In 1985-87, Finkelstein was part of the team advising former U.N. Ambassador Jeane Kirkpatrick for a possible campaign for the Presidency. Kirkpatrick ultimately declined to run.

The Florida Senate contest of 1988—closest in the country that year—was among Finkelstein's signature efforts. Congressman Connie Mack III won a tougher-than-expected primary, but his campaign did not wait for the results of the early-October Democratic runoff.
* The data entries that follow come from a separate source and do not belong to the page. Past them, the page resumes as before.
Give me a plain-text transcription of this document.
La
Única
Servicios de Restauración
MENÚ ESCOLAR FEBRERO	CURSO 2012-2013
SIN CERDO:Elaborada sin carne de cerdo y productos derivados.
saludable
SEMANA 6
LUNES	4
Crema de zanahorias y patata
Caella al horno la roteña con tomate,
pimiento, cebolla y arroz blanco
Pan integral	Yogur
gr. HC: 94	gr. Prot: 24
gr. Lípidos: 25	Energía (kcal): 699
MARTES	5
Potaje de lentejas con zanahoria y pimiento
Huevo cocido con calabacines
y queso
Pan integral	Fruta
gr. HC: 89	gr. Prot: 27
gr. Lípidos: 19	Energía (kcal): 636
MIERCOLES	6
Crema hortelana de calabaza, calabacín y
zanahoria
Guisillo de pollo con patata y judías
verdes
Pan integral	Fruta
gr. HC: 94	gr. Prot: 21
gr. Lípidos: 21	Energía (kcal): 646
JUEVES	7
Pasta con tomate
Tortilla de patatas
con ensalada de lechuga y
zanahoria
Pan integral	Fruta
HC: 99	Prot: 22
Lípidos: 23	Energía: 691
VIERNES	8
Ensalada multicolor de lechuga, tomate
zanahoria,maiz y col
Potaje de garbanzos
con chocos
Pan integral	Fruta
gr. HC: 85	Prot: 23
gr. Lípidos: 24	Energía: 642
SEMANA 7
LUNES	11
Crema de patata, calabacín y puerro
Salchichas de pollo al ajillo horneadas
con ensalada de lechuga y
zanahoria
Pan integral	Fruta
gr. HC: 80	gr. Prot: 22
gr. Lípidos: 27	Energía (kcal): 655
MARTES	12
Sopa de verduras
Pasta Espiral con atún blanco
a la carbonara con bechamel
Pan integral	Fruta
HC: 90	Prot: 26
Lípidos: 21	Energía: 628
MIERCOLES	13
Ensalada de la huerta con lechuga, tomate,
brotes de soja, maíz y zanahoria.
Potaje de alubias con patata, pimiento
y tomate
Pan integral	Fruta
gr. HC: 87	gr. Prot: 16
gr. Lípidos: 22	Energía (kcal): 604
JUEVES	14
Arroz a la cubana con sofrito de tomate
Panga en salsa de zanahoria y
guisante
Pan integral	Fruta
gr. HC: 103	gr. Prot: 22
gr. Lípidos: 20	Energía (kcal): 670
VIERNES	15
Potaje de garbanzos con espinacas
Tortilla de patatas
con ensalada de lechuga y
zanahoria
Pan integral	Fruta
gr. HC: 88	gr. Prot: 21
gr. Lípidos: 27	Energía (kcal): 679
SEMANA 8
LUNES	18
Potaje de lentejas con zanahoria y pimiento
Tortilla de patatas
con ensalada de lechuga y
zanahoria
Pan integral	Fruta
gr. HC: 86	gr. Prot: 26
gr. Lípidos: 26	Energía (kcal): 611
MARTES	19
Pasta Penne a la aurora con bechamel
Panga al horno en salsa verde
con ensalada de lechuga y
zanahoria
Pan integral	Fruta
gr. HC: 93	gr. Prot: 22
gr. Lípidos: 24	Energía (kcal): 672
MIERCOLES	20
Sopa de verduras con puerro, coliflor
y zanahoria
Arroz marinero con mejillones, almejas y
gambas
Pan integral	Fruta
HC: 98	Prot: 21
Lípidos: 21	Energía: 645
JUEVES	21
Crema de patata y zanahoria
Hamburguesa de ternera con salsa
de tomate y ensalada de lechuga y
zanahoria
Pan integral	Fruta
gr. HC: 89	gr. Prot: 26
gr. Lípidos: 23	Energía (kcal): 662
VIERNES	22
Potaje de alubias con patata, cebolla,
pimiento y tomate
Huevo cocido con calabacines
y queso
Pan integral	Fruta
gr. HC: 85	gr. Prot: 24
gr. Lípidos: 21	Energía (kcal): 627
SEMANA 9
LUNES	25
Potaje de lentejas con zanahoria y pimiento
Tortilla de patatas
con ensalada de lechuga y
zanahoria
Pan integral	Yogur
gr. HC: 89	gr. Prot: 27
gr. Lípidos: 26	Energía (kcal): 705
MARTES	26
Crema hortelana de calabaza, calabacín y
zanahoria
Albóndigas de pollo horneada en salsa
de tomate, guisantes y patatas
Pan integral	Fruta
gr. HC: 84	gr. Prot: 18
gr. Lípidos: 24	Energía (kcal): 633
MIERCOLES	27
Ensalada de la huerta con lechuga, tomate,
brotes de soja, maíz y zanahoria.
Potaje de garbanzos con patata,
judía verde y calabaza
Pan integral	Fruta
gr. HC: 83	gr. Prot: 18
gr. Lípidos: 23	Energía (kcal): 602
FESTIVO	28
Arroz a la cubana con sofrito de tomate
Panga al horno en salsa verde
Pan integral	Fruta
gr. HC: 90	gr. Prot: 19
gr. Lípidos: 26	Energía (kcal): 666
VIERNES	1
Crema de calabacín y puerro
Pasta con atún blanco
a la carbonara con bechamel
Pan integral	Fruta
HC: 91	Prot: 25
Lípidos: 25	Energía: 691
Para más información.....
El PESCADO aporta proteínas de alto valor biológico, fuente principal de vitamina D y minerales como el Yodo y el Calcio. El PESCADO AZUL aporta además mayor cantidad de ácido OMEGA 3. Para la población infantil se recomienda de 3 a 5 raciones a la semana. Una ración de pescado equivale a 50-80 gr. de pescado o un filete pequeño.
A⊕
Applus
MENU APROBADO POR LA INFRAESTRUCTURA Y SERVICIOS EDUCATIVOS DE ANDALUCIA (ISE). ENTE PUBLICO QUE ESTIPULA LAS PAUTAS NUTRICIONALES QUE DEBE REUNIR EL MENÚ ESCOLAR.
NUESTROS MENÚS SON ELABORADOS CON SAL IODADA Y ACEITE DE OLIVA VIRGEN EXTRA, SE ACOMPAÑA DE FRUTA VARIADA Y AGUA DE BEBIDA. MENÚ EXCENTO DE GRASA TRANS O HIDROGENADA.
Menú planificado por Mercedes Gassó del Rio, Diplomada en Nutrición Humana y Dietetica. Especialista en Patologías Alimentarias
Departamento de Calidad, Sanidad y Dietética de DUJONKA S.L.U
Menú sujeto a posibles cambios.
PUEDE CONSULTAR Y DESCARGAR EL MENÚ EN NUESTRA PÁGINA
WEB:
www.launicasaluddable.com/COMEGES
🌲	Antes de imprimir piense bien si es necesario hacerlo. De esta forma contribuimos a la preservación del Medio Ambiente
The consultant determined (correctly) that Congressman Buddy MacKay would emerge from the bitter face-off, and began running TV and radio ads re-defining MacKay through his liberal voting record, with the tagline, "Hey Buddy, You're a Liberal." MacKay's primary campaign had focused on ethics—appropriate for defeating Democrat Bill Gunter, but useless against Mack—and he failed to blunt the ideological attack. Still, the "Hey Buddy" ads were unpopular with the press, and 22 of 23 Florida newspapers endorsed MacKay.

Mack continued to press the liberal vs. conservative contrast in debates and ads, closing with endorsements by the highly popular Ronald Reagan and George H.W. Bush, plus footage of MacKay endorsing various tax increases. A slight majority of voters casting ballots on Election Day backed MacKay, but an aggressive GOP absentee program had already banked a margin of tens of thousands of votes, and Mack was elected senator.